Sea glass. Beach glass. Marine gems. Sea sapphires. Mermaids tears. Atlantic amber. At the meeting edge of water and land these sea-jewels are created from glass washed up onto the shoreline and worn down to smooth organic forms by the constant surge and ebb of the tide.

These translucent pebbles can be found in a vast palette of greens, blues, browns, whites and very rarely red, gold, pink, purple, turquoise, lime green, orange. Greens range from pale olive to dark emerald. Blues are mainly pale aquamarine to the very occasional piece of dark cobalt blue. Browns range from pale to darkest amber.

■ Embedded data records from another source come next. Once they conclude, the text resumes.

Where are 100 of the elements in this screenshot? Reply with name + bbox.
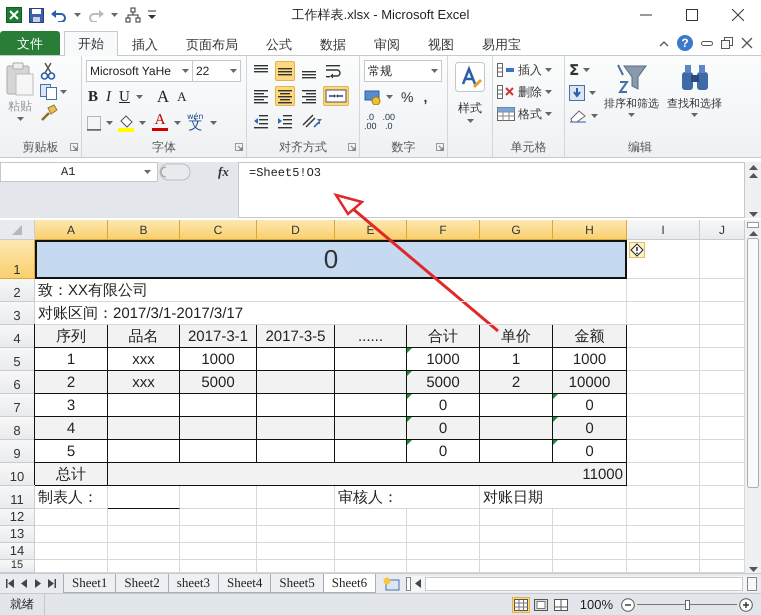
sort-filter-button[interactable]: 排序和筛选 (602, 60, 661, 137)
ribbon-tab[interactable]: 易用宝 (468, 32, 535, 56)
next-sheet-icon[interactable] (34, 579, 42, 588)
decimal-button[interactable]: .00 .0 (382, 113, 396, 133)
phonetic-button[interactable]: wén 文 (185, 112, 206, 134)
insert-cells-icon[interactable] (497, 63, 515, 77)
dropdown-caret-icon[interactable] (386, 95, 393, 99)
format-button[interactable]: 格式 (497, 104, 552, 124)
dropdown-caret-icon[interactable] (589, 91, 596, 95)
row-header[interactable]: 14 (0, 543, 35, 560)
autosum-button[interactable]: Σ (569, 60, 580, 80)
sheet-tab[interactable]: Sheet6 (322, 574, 376, 593)
save-icon[interactable] (29, 8, 44, 22)
help-button[interactable]: ? (677, 35, 693, 51)
customize-toolbar-icon[interactable] (148, 9, 156, 21)
comma-button[interactable]: , (423, 87, 428, 107)
sheet-tab[interactable]: Sheet5 (270, 574, 324, 593)
row-header[interactable]: 9 (0, 440, 35, 463)
column-header[interactable]: I (627, 220, 700, 240)
font-color-button[interactable]: A (150, 112, 170, 134)
delete-button[interactable]: 删除 (497, 82, 552, 102)
name-box[interactable]: A1 (0, 162, 158, 182)
maximize-icon[interactable] (686, 9, 698, 21)
borders-icon[interactable] (86, 115, 102, 131)
dropdown-caret-icon[interactable] (545, 90, 552, 94)
scroll-left-icon[interactable] (415, 579, 422, 588)
insert-sheet-icon[interactable] (382, 576, 400, 590)
dropdown-caret-icon[interactable] (230, 69, 237, 73)
dropdown-caret-icon[interactable] (174, 121, 181, 125)
ribbon-tab[interactable]: 插入 (118, 32, 172, 56)
dropdown-caret-icon[interactable] (591, 114, 598, 118)
collapse-ribbon-icon[interactable] (659, 40, 669, 46)
sheet-tab[interactable]: Sheet1 (63, 574, 116, 593)
font-size-field[interactable]: 22 (193, 60, 241, 82)
row-header[interactable]: 11 (0, 486, 35, 509)
ribbon-tab[interactable]: 公式 (252, 32, 306, 56)
delete-cells-icon[interactable] (497, 85, 515, 99)
column-header[interactable]: C (180, 220, 257, 240)
dropdown-caret-icon[interactable] (545, 68, 552, 72)
underline-button[interactable]: U (117, 87, 132, 107)
row-header[interactable]: 13 (0, 526, 35, 543)
cut-icon[interactable] (40, 62, 56, 80)
insert-button[interactable]: 插入 (497, 60, 552, 80)
dropdown-caret-icon[interactable] (60, 90, 67, 94)
shrink-font-button[interactable]: A (175, 87, 189, 107)
row-header[interactable]: 7 (0, 394, 35, 417)
close-icon[interactable] (741, 37, 753, 49)
fill-down-icon[interactable] (569, 85, 585, 101)
format-cells-icon[interactable] (497, 107, 515, 121)
dropdown-caret-icon[interactable] (431, 69, 438, 73)
formula-field[interactable]: =Sheet5!O3 (238, 162, 745, 218)
splitter-handle-icon[interactable] (158, 162, 192, 182)
spreadsheet-icon[interactable] (6, 7, 22, 23)
sheet-tab[interactable]: Sheet2 (115, 574, 169, 593)
number-format-field[interactable]: 常规 (364, 60, 442, 82)
eraser-icon[interactable] (569, 109, 587, 123)
dropdown-caret-icon[interactable] (74, 13, 81, 17)
dropdown-caret-icon[interactable] (136, 95, 143, 99)
ribbon-tab[interactable]: 数据 (306, 32, 360, 56)
fill-color-icon[interactable] (117, 114, 135, 132)
dropdown-caret-icon[interactable] (144, 170, 151, 174)
dropdown-caret-icon[interactable] (545, 112, 552, 116)
column-header[interactable]: A (35, 220, 108, 240)
minimize-icon[interactable] (701, 39, 713, 47)
funnel-icon[interactable] (616, 62, 648, 94)
find-select-button[interactable]: 查找和选择 (665, 60, 724, 137)
sheet-tab[interactable]: sheet3 (168, 574, 219, 593)
font-name-field[interactable]: Microsoft YaHe (86, 60, 193, 82)
row-header[interactable]: 1 (0, 240, 35, 279)
insert-function-button[interactable]: fx (218, 164, 229, 180)
sheet-tab[interactable]: Sheet4 (218, 574, 272, 593)
previous-sheet-icon[interactable] (20, 579, 28, 588)
slider-thumb[interactable] (685, 600, 690, 610)
error-indicator-icon[interactable] (629, 242, 645, 258)
dropdown-caret-icon[interactable] (139, 121, 146, 125)
format-painter-icon[interactable] (40, 104, 58, 122)
row-header[interactable]: 15 (0, 560, 35, 573)
row-header[interactable]: 3 (0, 302, 35, 325)
column-header[interactable]: H (553, 220, 627, 240)
dialog-launcher-icon[interactable] (348, 143, 356, 151)
percent-button[interactable]: % (401, 87, 414, 107)
zoom-out-icon[interactable] (621, 598, 635, 612)
restore-icon[interactable] (721, 37, 733, 49)
scroll-down-icon[interactable] (748, 212, 758, 218)
dropdown-caret-icon[interactable] (210, 121, 217, 125)
styles-icon[interactable] (455, 62, 485, 92)
dialog-launcher-icon[interactable] (235, 143, 243, 151)
dropdown-caret-icon[interactable] (182, 69, 189, 73)
row-header[interactable]: 2 (0, 279, 35, 302)
row-header[interactable]: 10 (0, 463, 35, 486)
styles-button[interactable]: 样式 (453, 60, 487, 137)
column-header[interactable]: F (407, 220, 480, 240)
dropdown-caret-icon[interactable] (691, 113, 698, 117)
scroll-up-icon[interactable] (748, 230, 758, 236)
undo-icon[interactable] (51, 8, 67, 22)
scroll-thumb[interactable] (747, 576, 757, 590)
ribbon-tab[interactable]: 页面布局 (172, 32, 252, 56)
dropdown-caret-icon[interactable] (466, 119, 474, 123)
dialog-launcher-icon[interactable] (436, 143, 444, 151)
column-header[interactable]: G (480, 220, 553, 240)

To many these sea glass jewels are as precious as real gems. Some of the glass is very old (such as the almost black olive green of 17th century bottles from shipwrecks on the Scottish coast). Some of the colours are extremely rare (violet pink - found on Levuka beach, the old capital town of Fiji Islands), and the shapes are designed by a superhuman creative force: Nature.

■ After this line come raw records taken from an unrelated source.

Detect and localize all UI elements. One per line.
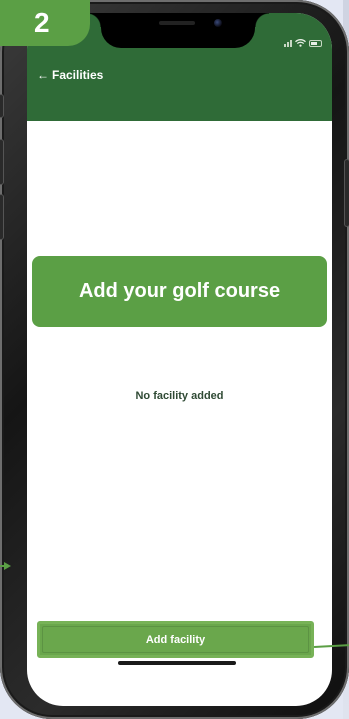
signal-icon xyxy=(284,39,292,47)
add-facility-label: Add facility xyxy=(145,633,206,646)
camera-icon xyxy=(214,19,222,27)
phone-frame: ← Facilities No facility added xyxy=(0,0,349,719)
step-number: 2 xyxy=(34,7,50,38)
back-label[interactable]: Facilities xyxy=(52,68,103,82)
add-facility-button[interactable]: Add facility xyxy=(37,621,314,658)
arrow-left-icon[interactable]: ← xyxy=(37,69,49,81)
phone-notch xyxy=(87,13,269,48)
wifi-icon xyxy=(295,39,306,47)
tutorial-callout: Add your golf course xyxy=(32,256,327,327)
mute-switch xyxy=(0,95,3,117)
left-pointer-arrowhead xyxy=(4,562,11,570)
volume-up-button xyxy=(0,140,3,184)
home-indicator[interactable] xyxy=(118,661,236,665)
callout-text: Add your golf course xyxy=(78,280,281,302)
status-bar-icons xyxy=(284,39,322,47)
phone-screen: ← Facilities No facility added xyxy=(27,13,332,706)
back-nav[interactable]: ← Facilities xyxy=(37,68,103,82)
volume-down-button xyxy=(0,195,3,239)
step-badge: 2 xyxy=(0,0,90,46)
battery-icon xyxy=(309,39,322,47)
empty-state-text: No facility added xyxy=(135,390,224,402)
speaker-grille xyxy=(159,21,195,25)
power-button xyxy=(345,160,349,226)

Sea glass is the perfect medium for a modern consumer society for which recycling is now eco-chic, but its discovery is nothing new. The Victorian poet Coventry Patmore writes of his young son's collection of glass abraded by the sea, and Virginia Woolf imagined creating jewellery from a lump of opaque glass, once the sand coating was wiped from it:

"You had only to enclose it in a rim of gold, or pierce it with a wire, and it became a jewel, part of a necklace, or a dull, green light upon a finger."